FORT MYERS, Fla. — Most of us are like attorney Michael Raheb, feeling like stress comes with the job you have.
“If you’re not stressed at all doing this job… in my opinion, you’re not doing your job,” Raheb said.
When the stress gets too much, it’s time to take a breather.
The World Health Organization just updated its definition of “Burn-out,” now recognizing it as a “syndrome” caused by “chronic workplace stress that has not been successfully managed.”
Some symptoms include feelings of energy exhaustion, increased mental distance from one’s job, feelings of negativism or cynicism related to one’s job, and reduced professional success.

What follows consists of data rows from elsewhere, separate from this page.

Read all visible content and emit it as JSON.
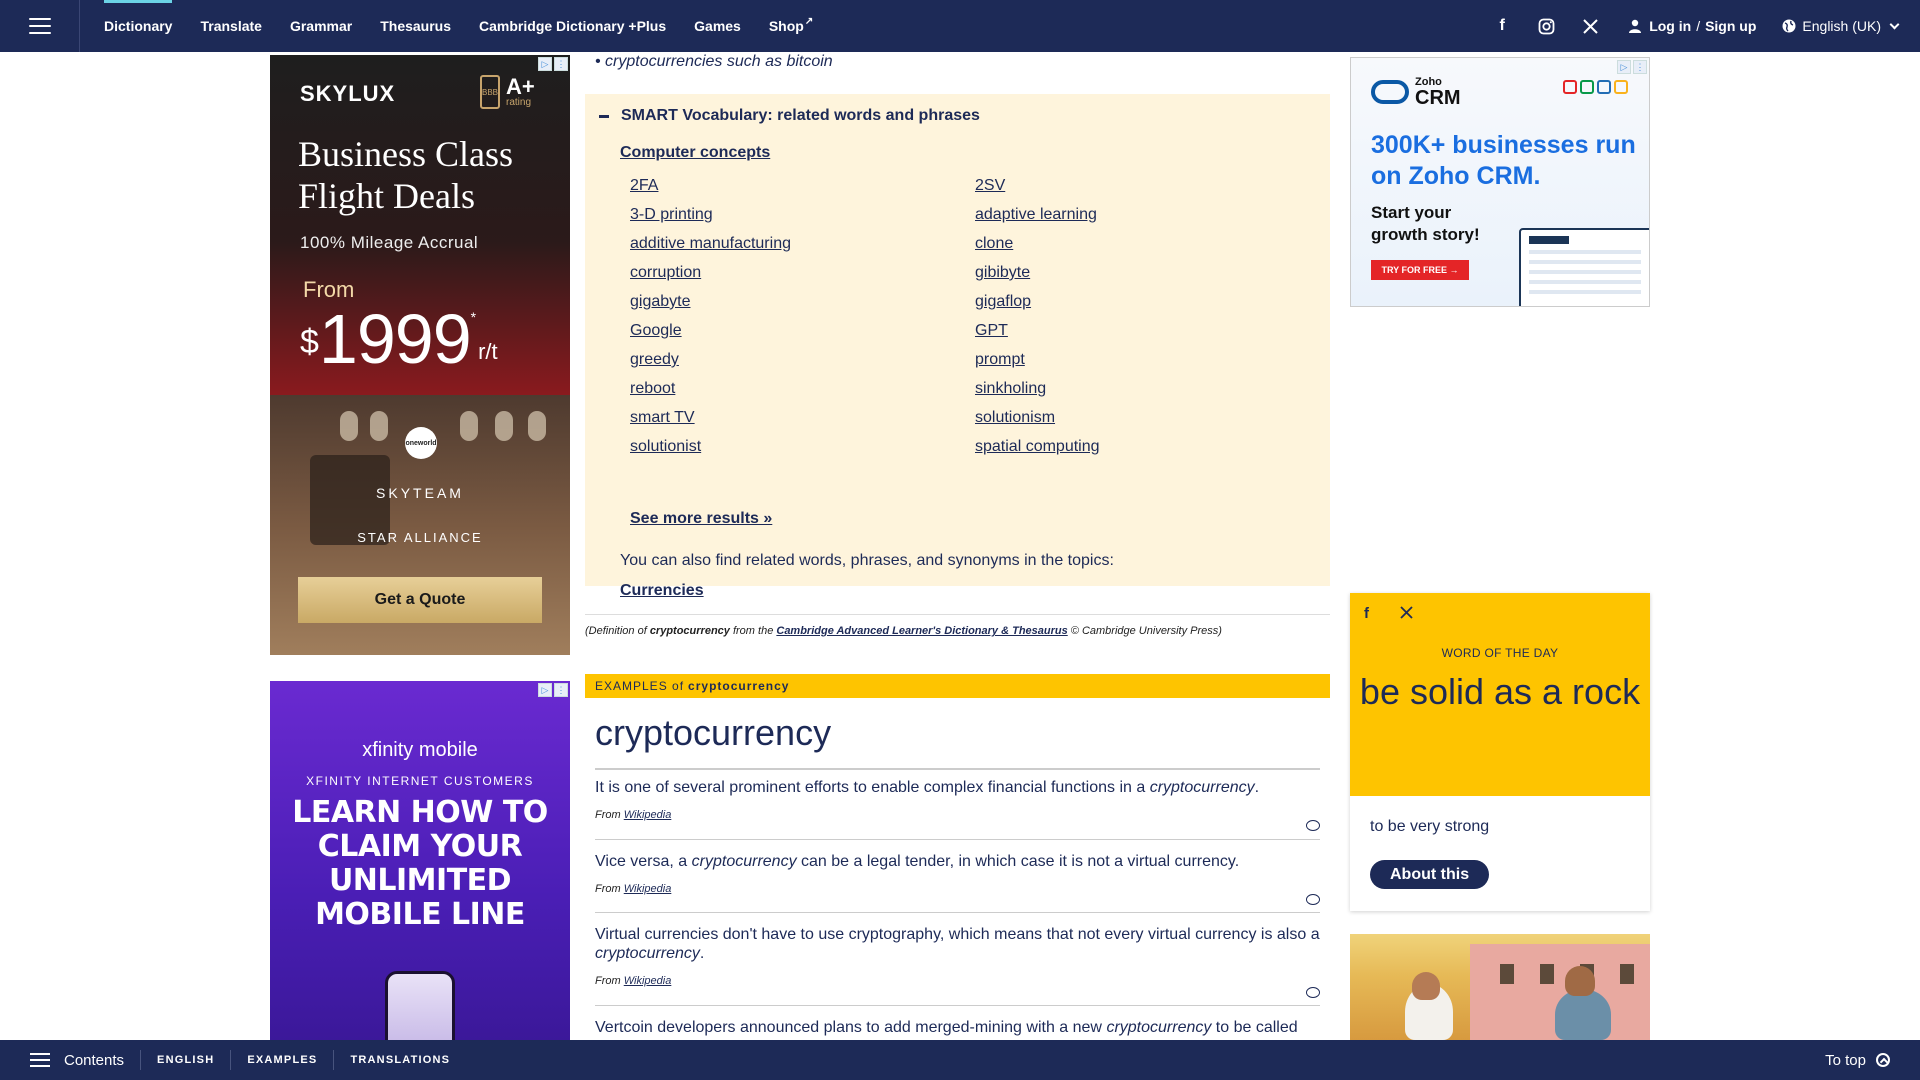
{
  "nav": {
    "items": [
      {
        "label": "Dictionary",
        "active": true
      },
      {
        "label": "Translate"
      },
      {
        "label": "Grammar"
      },
      {
        "label": "Thesaurus"
      },
      {
        "label": "Cambridge Dictionary +Plus"
      },
      {
        "label": "Games"
      },
      {
        "label": "Shop"
      }
    ],
    "social": [
      "facebook-icon",
      "instagram-icon",
      "x-icon"
    ],
    "login_label": "Log in",
    "signup_label": "Sign up",
    "language_label": "English (UK)"
  },
  "ads": {
    "skylux": {
      "brand": "SKYLUX",
      "rating_grade": "A+",
      "rating_word": "rating",
      "bbb": "BBB",
      "headline": "Business Class Flight Deals",
      "subtitle": "100% Mileage Accrual",
      "from": "From",
      "currency": "$",
      "price": "1999",
      "asterisk": "*",
      "suffix": "r/t",
      "oneworld": "oneworld",
      "skyteam": "SKYTEAM",
      "star_alliance": "STAR ALLIANCE",
      "cta": "Get a Quote"
    },
    "xfinity": {
      "logo": "xfinity mobile",
      "subtitle": "XFINITY INTERNET CUSTOMERS",
      "headline": "LEARN HOW TO CLAIM YOUR UNLIMITED MOBILE LINE"
    },
    "zoho": {
      "logo_small": "Zoho",
      "logo_big": "CRM",
      "headline": "300K+ businesses run on Zoho CRM.",
      "subtitle": "Start your growth story!",
      "cta": "TRY FOR FREE →",
      "colors": [
        "#e42527",
        "#089949",
        "#226db4",
        "#f9b21d"
      ]
    }
  },
  "entry": {
    "bullet": "cryptocurrencies such as bitcoin",
    "smart_title": "SMART Vocabulary: related words and phrases",
    "topic": "Computer concepts",
    "words_left": [
      "2FA",
      "3-D printing",
      "additive manufacturing",
      "corruption",
      "gigabyte",
      "Google",
      "greedy",
      "reboot",
      "smart TV",
      "solutionist"
    ],
    "words_right": [
      "2SV",
      "adaptive learning",
      "clone",
      "gibibyte",
      "gigaflop",
      "GPT",
      "prompt",
      "sinkholing",
      "solutionism",
      "spatial computing"
    ],
    "see_more": "See more results »",
    "also_text": "You can also find related words, phrases, and synonyms in the topics:",
    "also_topic": "Currencies",
    "source_pre": "(Definition of ",
    "source_word": "cryptocurrency",
    "source_mid": " from the ",
    "source_link": "Cambridge Advanced Learner's Dictionary & Thesaurus",
    "source_post": " © Cambridge University Press)"
  },
  "examples": {
    "bar_prefix": "EXAMPLES of",
    "bar_word": "cryptocurrency",
    "word": "cryptocurrency",
    "from_label": "From",
    "items": [
      {
        "pre": "It is one of several prominent efforts to enable complex financial functions in a ",
        "term": "cryptocurrency",
        "post": ".",
        "source": "Wikipedia"
      },
      {
        "pre": "Vice versa, a ",
        "term": "cryptocurrency",
        "post": " can be a legal tender, in which case it is not a virtual currency.",
        "source": "Wikipedia"
      },
      {
        "pre": "Virtual currencies don't have to use cryptography, which means that not every virtual currency is also a ",
        "term": "cryptocurrency",
        "post": ".",
        "source": "Wikipedia"
      },
      {
        "pre": "Vertcoin developers announced plans to add merged-mining with a new ",
        "term": "cryptocurrency",
        "post": " to be called",
        "source": ""
      }
    ]
  },
  "wotd": {
    "label": "WORD OF THE DAY",
    "word": "be solid as a rock",
    "definition": "to be very strong",
    "button": "About this"
  },
  "bottom": {
    "contents": "Contents",
    "links": [
      "ENGLISH",
      "EXAMPLES",
      "TRANSLATIONS"
    ],
    "to_top": "To top"
  }
}
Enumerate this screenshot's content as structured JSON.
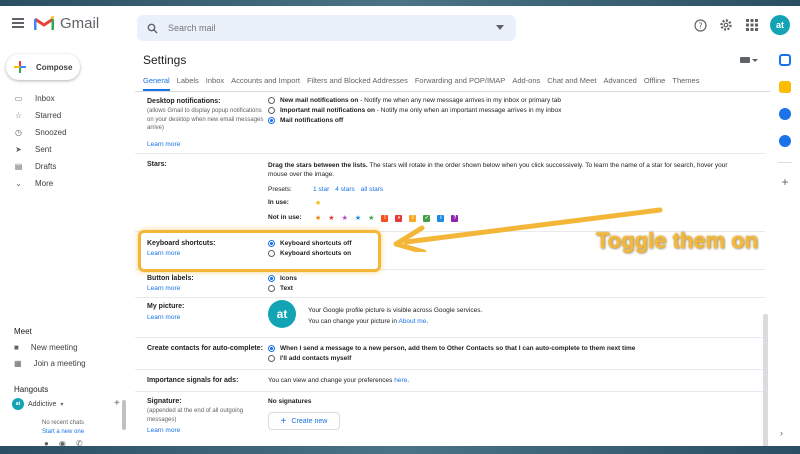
{
  "header": {
    "app_name": "Gmail",
    "search_placeholder": "Search mail",
    "avatar_initials": "at"
  },
  "nav": {
    "compose_label": "Compose",
    "items": [
      {
        "label": "Inbox",
        "icon": "inbox-icon"
      },
      {
        "label": "Starred",
        "icon": "star-icon"
      },
      {
        "label": "Snoozed",
        "icon": "clock-icon"
      },
      {
        "label": "Sent",
        "icon": "send-icon"
      },
      {
        "label": "Drafts",
        "icon": "draft-icon"
      },
      {
        "label": "More",
        "icon": "chevron-down-icon"
      }
    ],
    "meet_title": "Meet",
    "meet_items": [
      "New meeting",
      "Join a meeting"
    ],
    "hangouts_title": "Hangouts",
    "hangouts_user": "Addictive",
    "no_recent_chats": "No recent chats",
    "start_new": "Start a new one"
  },
  "settings": {
    "title": "Settings",
    "tabs": [
      "General",
      "Labels",
      "Inbox",
      "Accounts and Import",
      "Filters and Blocked Addresses",
      "Forwarding and POP/IMAP",
      "Add-ons",
      "Chat and Meet",
      "Advanced",
      "Offline",
      "Themes"
    ],
    "desktop": {
      "label": "Desktop notifications:",
      "sub": "(allows Gmail to display popup notifications on your desktop when new email messages arrive)",
      "learn_more": "Learn more",
      "options": [
        {
          "bold": "New mail notifications on",
          "rest": " - Notify me when any new message arrives in my inbox or primary tab",
          "selected": false
        },
        {
          "bold": "Important mail notifications on",
          "rest": " - Notify me only when an important message arrives in my inbox",
          "selected": false
        },
        {
          "bold": "Mail notifications off",
          "rest": "",
          "selected": true
        }
      ]
    },
    "stars": {
      "label": "Stars:",
      "desc_bold": "Drag the stars between the lists.",
      "desc_rest": " The stars will rotate in the order shown below when you click successively. To learn the name of a star for search, hover your mouse over the image.",
      "presets_label": "Presets:",
      "presets": [
        "1 star",
        "4 stars",
        "all stars"
      ],
      "in_use_label": "In use:",
      "not_in_use_label": "Not in use:",
      "in_use_color": "#f4b400",
      "not_in_use_stars": [
        "#f57c00",
        "#e53935",
        "#ab47bc",
        "#1e88e5",
        "#43a047"
      ],
      "not_in_use_squares": [
        {
          "color": "#f4511e",
          "glyph": "!"
        },
        {
          "color": "#e53935",
          "glyph": "»"
        },
        {
          "color": "#f9a825",
          "glyph": "!"
        },
        {
          "color": "#43a047",
          "glyph": "✓"
        },
        {
          "color": "#1e88e5",
          "glyph": "i"
        },
        {
          "color": "#8e24aa",
          "glyph": "?"
        }
      ]
    },
    "keyboard": {
      "label": "Keyboard shortcuts:",
      "learn_more": "Learn more",
      "options": [
        {
          "label": "Keyboard shortcuts off",
          "selected": true
        },
        {
          "label": "Keyboard shortcuts on",
          "selected": false
        }
      ]
    },
    "button_labels": {
      "label": "Button labels:",
      "learn_more": "Learn more",
      "options": [
        {
          "label": "Icons",
          "selected": true
        },
        {
          "label": "Text",
          "selected": false
        }
      ]
    },
    "my_picture": {
      "label": "My picture:",
      "learn_more": "Learn more",
      "line1": "Your Google profile picture is visible across Google services.",
      "line2_prefix": "You can change your picture in ",
      "line2_link": "About me",
      "line2_suffix": ".",
      "initials": "at"
    },
    "contacts": {
      "label": "Create contacts for auto-complete:",
      "options": [
        {
          "label": "When I send a message to a new person, add them to Other Contacts so that I can auto-complete to them next time",
          "selected": true
        },
        {
          "label": "I'll add contacts myself",
          "selected": false
        }
      ]
    },
    "importance": {
      "label": "Importance signals for ads:",
      "text_prefix": "You can view and change your preferences ",
      "text_link": "here",
      "text_suffix": "."
    },
    "signature": {
      "label": "Signature:",
      "sub": "(appended at the end of all outgoing messages)",
      "learn_more": "Learn more",
      "value": "No signatures",
      "create_new": "Create new"
    }
  },
  "annotation": {
    "text": "Toggle them on",
    "color": "#f6b83a"
  }
}
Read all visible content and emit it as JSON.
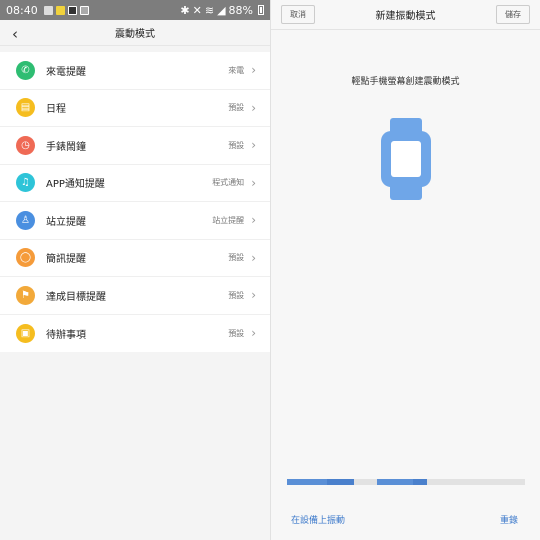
{
  "status_bar": {
    "time": "08:40",
    "battery": "88%"
  },
  "left": {
    "title": "震動模式",
    "items": [
      {
        "label": "來電提醒",
        "value": "來電",
        "icon": "phone-icon",
        "color": "#2ebd72"
      },
      {
        "label": "日程",
        "value": "預設",
        "icon": "calendar-icon",
        "color": "#f5bd1f"
      },
      {
        "label": "手錶鬧鐘",
        "value": "預設",
        "icon": "alarm-clock-icon",
        "color": "#ef6a55"
      },
      {
        "label": "APP通知提醒",
        "value": "程式通知",
        "icon": "bell-icon",
        "color": "#2ec4d8"
      },
      {
        "label": "站立提醒",
        "value": "站立提醒",
        "icon": "person-standing-icon",
        "color": "#4a8fe0"
      },
      {
        "label": "簡訊提醒",
        "value": "預設",
        "icon": "message-icon",
        "color": "#f59b3a"
      },
      {
        "label": "達成目標提醒",
        "value": "預設",
        "icon": "goal-flag-icon",
        "color": "#f2a93a"
      },
      {
        "label": "待辦事項",
        "value": "預設",
        "icon": "todo-icon",
        "color": "#f5bd1f"
      }
    ]
  },
  "right": {
    "cancel_label": "取消",
    "title": "新建振動模式",
    "save_label": "儲存",
    "hint": "輕點手機螢幕創建震動模式",
    "pattern_segments": [
      {
        "start": 0.0,
        "end": 0.17
      },
      {
        "start": 0.17,
        "end": 0.28
      },
      {
        "start": 0.38,
        "end": 0.53
      },
      {
        "start": 0.53,
        "end": 0.59
      }
    ],
    "vibrate_on_device_label": "在設備上振動",
    "reset_label": "重錄"
  }
}
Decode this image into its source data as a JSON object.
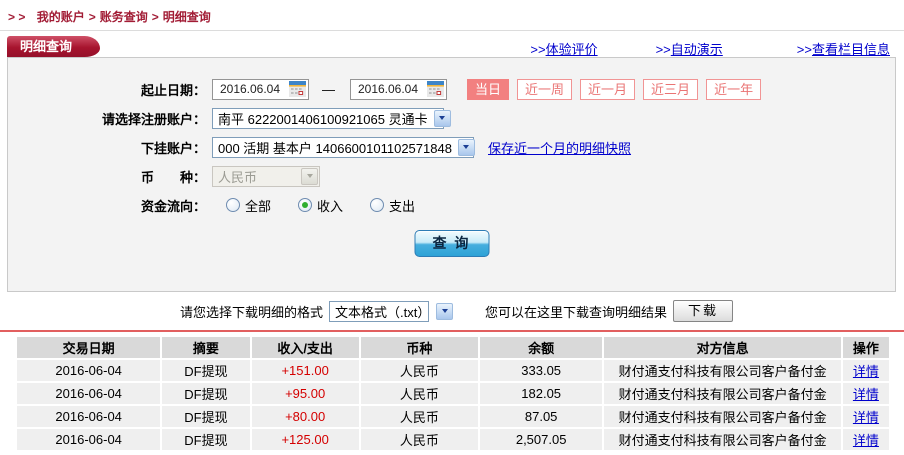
{
  "breadcrumb": {
    "prefix": "> >",
    "items": [
      {
        "sep": "",
        "label": "我的账户"
      },
      {
        "sep": ">",
        "label": "账务查询"
      },
      {
        "sep": ">",
        "label": "明细查询"
      }
    ]
  },
  "tab": {
    "label": "明细查询"
  },
  "top_links": [
    {
      "prefix": ">>",
      "label": "体验评价"
    },
    {
      "prefix": ">>",
      "label": "自动演示"
    },
    {
      "prefix": ">>",
      "label": "查看栏目信息"
    }
  ],
  "form": {
    "date_label": "起止日期：",
    "date_from": "2016.06.04",
    "date_separator": "—",
    "date_to": "2016.06.04",
    "range_buttons": [
      {
        "label": "当日",
        "active": true
      },
      {
        "label": "近一周"
      },
      {
        "label": "近一月"
      },
      {
        "label": "近三月"
      },
      {
        "label": "近一年"
      }
    ],
    "register_label": "请选择注册账户：",
    "register_value": "南平  6222001406100921065  灵通卡",
    "sub_label": "下挂账户：",
    "sub_value": "000 活期 基本户 1406600101102571848",
    "snapshot_link": "保存近一个月的明细快照",
    "currency_label": "币　　种：",
    "currency_value": "人民币",
    "flow_label": "资金流向：",
    "flow_options": [
      {
        "label": "全部"
      },
      {
        "label": "收入",
        "checked": true
      },
      {
        "label": "支出"
      }
    ],
    "query_button": "查 询"
  },
  "download": {
    "format_label": "请您选择下载明细的格式",
    "format_value": "文本格式（.txt）",
    "hint": "您可以在这里下载查询明细结果",
    "button": "下载"
  },
  "table": {
    "headers": [
      {
        "label": "交易日期"
      },
      {
        "label": "摘要"
      },
      {
        "label": "收入/支出"
      },
      {
        "label": "币种"
      },
      {
        "label": "余额"
      },
      {
        "label": "对方信息"
      },
      {
        "label": "操作"
      }
    ],
    "rows": [
      {
        "date": "2016-06-04",
        "summary": "DF提现",
        "amount": "+151.00",
        "currency": "人民币",
        "balance": "333.05",
        "counterparty": "财付通支付科技有限公司客户备付金",
        "action": "详情"
      },
      {
        "date": "2016-06-04",
        "summary": "DF提现",
        "amount": "+95.00",
        "currency": "人民币",
        "balance": "182.05",
        "counterparty": "财付通支付科技有限公司客户备付金",
        "action": "详情"
      },
      {
        "date": "2016-06-04",
        "summary": "DF提现",
        "amount": "+80.00",
        "currency": "人民币",
        "balance": "87.05",
        "counterparty": "财付通支付科技有限公司客户备付金",
        "action": "详情"
      },
      {
        "date": "2016-06-04",
        "summary": "DF提现",
        "amount": "+125.00",
        "currency": "人民币",
        "balance": "2,507.05",
        "counterparty": "财付通支付科技有限公司客户备付金",
        "action": "详情"
      }
    ]
  },
  "colors": {
    "brand_red": "#a21c35",
    "salmon": "#f28080",
    "link_blue": "#0000cc",
    "amount_red": "#d40000",
    "query_button_blue": "#2ea2d6",
    "table_header_bg": "#d9d9d9",
    "table_row_bg": "#efefef",
    "panel_bg": "#f3f3f3"
  }
}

“if you don’t have a reward from it, if you don’t have pleasure in it anymore, as well as the demands outweighing what you can produce, you will feel it,” said Roseanne Illes, director of behavioral medicine of Florida State University Family Medicine Residency.
Some may feel the burn-out effect so severely they have a physical reaction, like Johnnie Mae Hawkins, a teacher at Varsity Lakes Middle School in Lehigh Acres. She had to get sent to the hospital after having high blood pressure from stress.
“My chest started to beat real fast, and I had to go to the E.R. from work,” Hawkins said. “It’s not always physical; it’s mental. And you can be suffering from mental burnout.”
W.H.O. now labeling it as a syndrome brings more attention to the issue, but Illes says more needs to happen on a broader level.
“It’s something that is, unfortunately, going to take a larger, systemic impact that needs an intervention,” she said.
In the meantime, Illes recommends taking short breaks during the workday. Also having self-care and investing time in things that give you pleasure, like family time or sporting events.